Alliance Airlines has posted a record profit of $34 million after tax for the 2020-21 financial year, despite the COVID-19 pandemic, off the back of strong contract and charter demand.
The airline is now looking to bring forward the deployment of its E190 aircraft, and suggested it will continue to hire new pilots, cabin crew and ground staff to support the speedy deployment.
Alliance said that while its wet lease and regular public transport (RPT) operations fell due to border closures throughout the year, its charter revenues increased by 66 per cent on last year’s figures, while its flying hours for charter operations jumped 83 per cent.
Meanwhile, contract revenue, which includes the airline’s FIFO operations in the mining and resource sectors, increased 6 per cent year-on-year, as the airline revealed four material contract renewals and four new contract clients over the 2020 financial year.
Other operations did see a rebound through the second half of the financial year as COVID restrictions largely eased, Alliance said.
The company also revealed that it accepted $8.8 million in aviation-related government assistance.
Since the beginning of the pandemic, many charter operators have similarly reported significant increases in demand, as the flying public shied away from commercial services due to COVID fears.
“Alliance has produced a record result at a time when we are investing heavily in supporting the growth of the business,” said Alliance Airlines managing director Scott McMillan.
“The underlying business, utilising the Fokker fleet, continues to reap the benefits of past planning and investment and is the financial and operational foundation on which the E190 expansion has been built.”
McMillan said the airline made the decision to bring forward the deployment of its newly-acquired Embraer E190 due to “earlier than expected capacity demand”, at an additional operating cost of $11.5 million.
The company now expects to have at least 14 E190 aircraft in service by December 2021, with the balance deployed by mid-2022.
The airline also re-stated its plan to see a three-fold increase of its annualised flight hours by the end of 2022, off the back of majorly discounted E190 orders made in the last year, while it continues to bolster its position in the wet lease market.
“We see ourselves as a wholesaler,” McMillan said in June, explaining why this tactic is what he sees as the future of the carrier.
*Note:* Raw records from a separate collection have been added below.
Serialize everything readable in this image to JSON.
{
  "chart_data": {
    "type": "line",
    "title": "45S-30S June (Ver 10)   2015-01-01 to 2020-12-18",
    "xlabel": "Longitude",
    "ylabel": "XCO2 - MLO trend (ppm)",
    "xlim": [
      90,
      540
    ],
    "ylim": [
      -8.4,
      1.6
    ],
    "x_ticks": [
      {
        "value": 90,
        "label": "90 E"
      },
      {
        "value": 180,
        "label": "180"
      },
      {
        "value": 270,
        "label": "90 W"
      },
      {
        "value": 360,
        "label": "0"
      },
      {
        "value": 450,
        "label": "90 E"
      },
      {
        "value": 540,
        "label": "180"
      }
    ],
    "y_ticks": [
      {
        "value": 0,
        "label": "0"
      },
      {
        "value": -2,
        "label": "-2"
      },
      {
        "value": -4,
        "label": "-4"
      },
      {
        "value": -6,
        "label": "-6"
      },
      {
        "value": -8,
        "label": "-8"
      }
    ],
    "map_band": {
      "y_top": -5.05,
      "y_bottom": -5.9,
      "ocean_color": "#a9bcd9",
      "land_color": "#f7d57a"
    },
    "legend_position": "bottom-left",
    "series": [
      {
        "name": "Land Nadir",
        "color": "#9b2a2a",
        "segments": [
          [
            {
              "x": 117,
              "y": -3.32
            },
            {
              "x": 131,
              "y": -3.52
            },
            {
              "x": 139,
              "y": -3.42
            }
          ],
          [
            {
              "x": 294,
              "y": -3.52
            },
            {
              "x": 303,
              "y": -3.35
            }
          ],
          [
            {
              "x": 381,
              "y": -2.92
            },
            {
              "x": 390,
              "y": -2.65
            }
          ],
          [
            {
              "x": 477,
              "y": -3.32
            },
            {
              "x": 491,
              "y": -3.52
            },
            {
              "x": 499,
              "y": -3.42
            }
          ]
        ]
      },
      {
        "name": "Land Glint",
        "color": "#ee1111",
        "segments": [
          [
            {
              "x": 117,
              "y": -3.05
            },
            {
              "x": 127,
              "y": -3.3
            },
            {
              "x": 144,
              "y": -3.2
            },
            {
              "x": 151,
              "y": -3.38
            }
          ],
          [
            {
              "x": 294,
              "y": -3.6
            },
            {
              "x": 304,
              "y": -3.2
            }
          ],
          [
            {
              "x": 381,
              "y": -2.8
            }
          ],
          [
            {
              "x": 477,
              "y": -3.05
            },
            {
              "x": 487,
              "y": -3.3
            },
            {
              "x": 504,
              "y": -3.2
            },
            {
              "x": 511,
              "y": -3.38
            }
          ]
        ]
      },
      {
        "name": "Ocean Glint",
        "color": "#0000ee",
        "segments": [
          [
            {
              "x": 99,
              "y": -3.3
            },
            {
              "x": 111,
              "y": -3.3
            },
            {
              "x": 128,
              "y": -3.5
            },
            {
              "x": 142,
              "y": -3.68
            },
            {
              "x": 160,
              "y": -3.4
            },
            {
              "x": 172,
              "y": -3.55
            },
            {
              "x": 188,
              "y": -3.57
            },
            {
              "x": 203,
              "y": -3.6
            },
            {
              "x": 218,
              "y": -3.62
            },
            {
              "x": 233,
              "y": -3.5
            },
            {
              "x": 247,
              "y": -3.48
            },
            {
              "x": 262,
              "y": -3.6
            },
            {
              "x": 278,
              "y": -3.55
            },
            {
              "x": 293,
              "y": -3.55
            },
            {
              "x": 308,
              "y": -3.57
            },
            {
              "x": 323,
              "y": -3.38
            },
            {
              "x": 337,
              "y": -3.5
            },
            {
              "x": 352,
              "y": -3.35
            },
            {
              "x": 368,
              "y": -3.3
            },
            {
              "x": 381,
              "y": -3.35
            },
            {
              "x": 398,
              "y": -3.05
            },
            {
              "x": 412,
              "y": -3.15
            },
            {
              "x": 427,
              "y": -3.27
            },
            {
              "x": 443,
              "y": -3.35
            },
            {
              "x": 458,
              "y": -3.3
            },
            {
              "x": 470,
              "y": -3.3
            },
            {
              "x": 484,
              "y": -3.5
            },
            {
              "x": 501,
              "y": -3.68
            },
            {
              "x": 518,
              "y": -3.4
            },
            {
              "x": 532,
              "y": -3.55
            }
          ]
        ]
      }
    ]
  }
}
“There’s a global trend that Qantas is following which is to have much higher frequency, smaller aircraft flying point-to-point, so bypassing the large hubs. You’ll be able to fly city pairs [non-stop] that you’ve never thought of and that’s really good for the flying public.”
In addition to wet-leasing, Alliance has been able to cash in on an unprecedented drop in domestic commercial airline flights, which McMillan said resulted in a new surge of demand for FIFO services.
In May, the airline also became one of the first major Australian companies to announced that it would make COVID-19 vaccination mandatory for all its employees and contractors.
McMillan said at the time he had the backing of 95 per cent of his staff in making the move, and would be prepared to “test it in court” if there were any legal objections.
“Right throughout the industry there’s a big move towards people being vaccinated,” said McMillan. “All the senior management and directors have been vaccinated and we believe the way forward is for all of us to be vaccinated.”
Alliance is considered to be one of the few success stories of the pandemic, capitalising on the reduced schedule of larger carriers and the need for COVID-adapted planes.
In May 2020, the carrier announced it had actually increased profits that financial year by $7 million.
The good results allowed it to sign a deal for 14 new E190 jet aircraft in June 2020 and then a further 16 in December 2020. The aircraft join its existing fleet of Fokker F100s, Fokker 70LRs and Fokker 50 turboprops.